Les services publics concernés ont pris en charge ce projet dont les travaux sont en cours. Le projet d’Asif Allaghene ne date pas d’aujourd’hui et le tracé de ce «nouveau-ancien» lit serait une idée prise d’une carte datant des années 30. Mais depuis, la rivière a changé de lit plusieurs fois. Les deux itinéraires connus sont ceux qui débouchent sur Riquet et Allaghene.
A propos du tracé, la réaction des riverains est la même, comme nous l’expliquera Djamel, un propriétaire : «J’ai moi-même proposé à ce qu’on garde un de ces lits. C’est plus économique et moins gênant, mais les pouvoirs publics ont crée un troisième lit plus coûteux et touchant des maisons, des oliveraies et faisant beaucoup de mécontents. Au vu des travaux déjà réalisés, je suis sceptique quant à l’efficacité et à la résistance des gabions face à la furie d’Asif Allaghene et à sa force destructrice», dira-t-il avant d’ajouter : «Je ne remets pas en cause son utilité mais, à mon avis, au lieu de faire simple, on préfère compliquer les choses par la création d’un troisième lit artificiel qui s’agira désormais de oued Alaghene détourné», conclut-il.

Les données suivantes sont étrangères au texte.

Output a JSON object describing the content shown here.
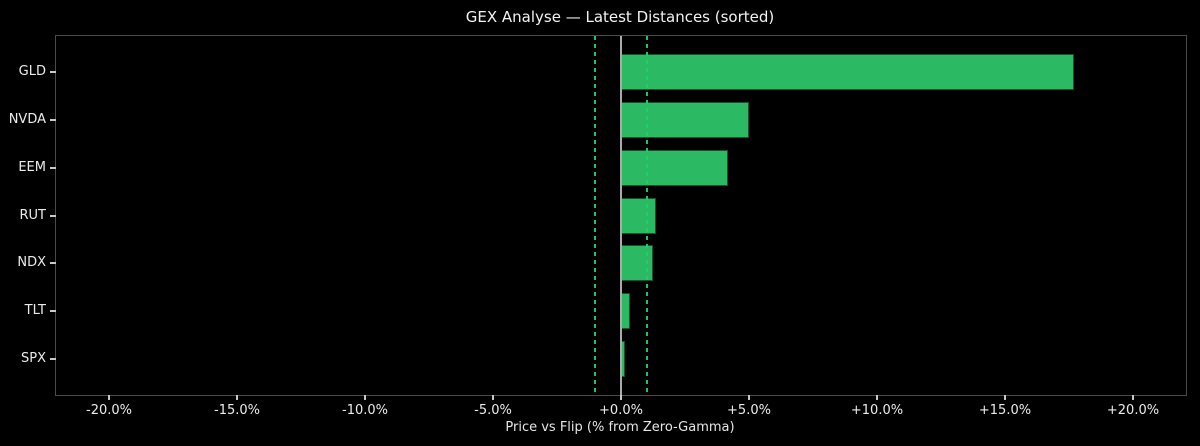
{
  "colors": {
    "background": "#000000",
    "bar": "#2cb964",
    "zero_line": "#aaaaaa",
    "threshold_line": "#1dcf6b",
    "spine": "#4a4a4a",
    "tick": "#c8c8c8",
    "text": "#ebebeb"
  },
  "chart_data": {
    "type": "bar",
    "orientation": "horizontal",
    "title": "GEX Analyse — Latest Distances (sorted)",
    "xlabel": "Price vs Flip (% from Zero-Gamma)",
    "categories": [
      "GLD",
      "NVDA",
      "EEM",
      "RUT",
      "NDX",
      "TLT",
      "SPX"
    ],
    "values": [
      17.7,
      5.0,
      4.2,
      1.35,
      1.25,
      0.35,
      0.15
    ],
    "xlim": [
      -22.08,
      22.08
    ],
    "x_ticks": [
      -20,
      -15,
      -10,
      -5,
      0,
      5,
      10,
      15,
      20
    ],
    "x_tick_labels": [
      "-20.0%",
      "-15.0%",
      "-10.0%",
      "-5.0%",
      "+0.0%",
      "+5.0%",
      "+10.0%",
      "+15.0%",
      "+20.0%"
    ],
    "reference_lines": [
      {
        "x": 0.0,
        "style": "solid",
        "color": "#aaaaaa"
      },
      {
        "x": -1.0,
        "style": "dashed",
        "color": "#1dcf6b"
      },
      {
        "x": 1.0,
        "style": "dashed",
        "color": "#1dcf6b"
      }
    ],
    "grid": false,
    "legend": null,
    "bar_height_fraction": 0.75
  }
}
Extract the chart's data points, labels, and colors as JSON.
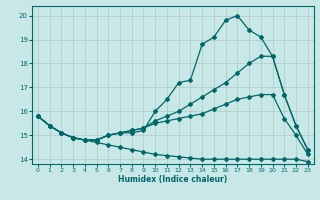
{
  "xlabel": "Humidex (Indice chaleur)",
  "background_color": "#c8e8e8",
  "grid_color": "#b0c8c8",
  "line_color": "#006868",
  "xlim": [
    -0.5,
    23.5
  ],
  "ylim": [
    13.8,
    20.4
  ],
  "xticks": [
    0,
    1,
    2,
    3,
    4,
    5,
    6,
    7,
    8,
    9,
    10,
    11,
    12,
    13,
    14,
    15,
    16,
    17,
    18,
    19,
    20,
    21,
    22,
    23
  ],
  "yticks": [
    14,
    15,
    16,
    17,
    18,
    19,
    20
  ],
  "line1_x": [
    0,
    1,
    2,
    3,
    4,
    5,
    6,
    7,
    8,
    9,
    10,
    11,
    12,
    13,
    14,
    15,
    16,
    17,
    18,
    19,
    20,
    21,
    22,
    23
  ],
  "line1_y": [
    15.8,
    15.4,
    15.1,
    14.9,
    14.8,
    14.8,
    15.0,
    15.1,
    15.1,
    15.2,
    16.0,
    16.5,
    17.2,
    17.3,
    18.8,
    19.1,
    19.8,
    20.0,
    19.4,
    19.1,
    18.3,
    16.7,
    15.4,
    14.4
  ],
  "line2_x": [
    0,
    1,
    2,
    3,
    4,
    5,
    6,
    7,
    8,
    9,
    10,
    11,
    12,
    13,
    14,
    15,
    16,
    17,
    18,
    19,
    20,
    21,
    22,
    23
  ],
  "line2_y": [
    15.8,
    15.4,
    15.1,
    14.9,
    14.8,
    14.8,
    15.0,
    15.1,
    15.2,
    15.3,
    15.6,
    15.8,
    16.0,
    16.3,
    16.6,
    16.9,
    17.2,
    17.6,
    18.0,
    18.3,
    18.3,
    16.7,
    15.4,
    14.4
  ],
  "line3_x": [
    0,
    1,
    2,
    3,
    4,
    5,
    6,
    7,
    8,
    9,
    10,
    11,
    12,
    13,
    14,
    15,
    16,
    17,
    18,
    19,
    20,
    21,
    22,
    23
  ],
  "line3_y": [
    15.8,
    15.4,
    15.1,
    14.9,
    14.8,
    14.8,
    15.0,
    15.1,
    15.2,
    15.3,
    15.5,
    15.6,
    15.7,
    15.8,
    15.9,
    16.1,
    16.3,
    16.5,
    16.6,
    16.7,
    16.7,
    15.7,
    15.0,
    14.2
  ],
  "line4_x": [
    0,
    1,
    2,
    3,
    4,
    5,
    6,
    7,
    8,
    9,
    10,
    11,
    12,
    13,
    14,
    15,
    16,
    17,
    18,
    19,
    20,
    21,
    22,
    23
  ],
  "line4_y": [
    15.8,
    15.4,
    15.1,
    14.9,
    14.8,
    14.7,
    14.6,
    14.5,
    14.4,
    14.3,
    14.2,
    14.15,
    14.1,
    14.05,
    14.0,
    14.0,
    14.0,
    14.0,
    14.0,
    14.0,
    14.0,
    14.0,
    14.0,
    13.9
  ]
}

En outre, dans un courrier des habitants de Vejou adressé au directeur de l’hydraulique de la wilaya de Béjaïa, dont nous détenons une copie, les riverains demandent «l’étude d’une possibilité de rectifier l’itinéraire du lit de oued Allaghene notamment devant les habitations qui ne sont qu’à six mètres du tracé que nous avons rejeté à plusieurs reprises lors des différentes étapes de l’étude».
Dans le même document, les signataires «s’opposent à cet itinéraire imposé sans aucune logique ainsi qu’à tout empiétement de leurs propriétés». Toujours est-il que la situation risque de se corser pour défendre leurs droits qu’ils estiment inaliénables et ne comptent pas rester à l’état de constat. «Ce nouveau tracé ne fera que déplacer les problèmes et leurs conséquences vers un autre endroit, alors autant les laisser à leur place», nous fait remarquer un riverain.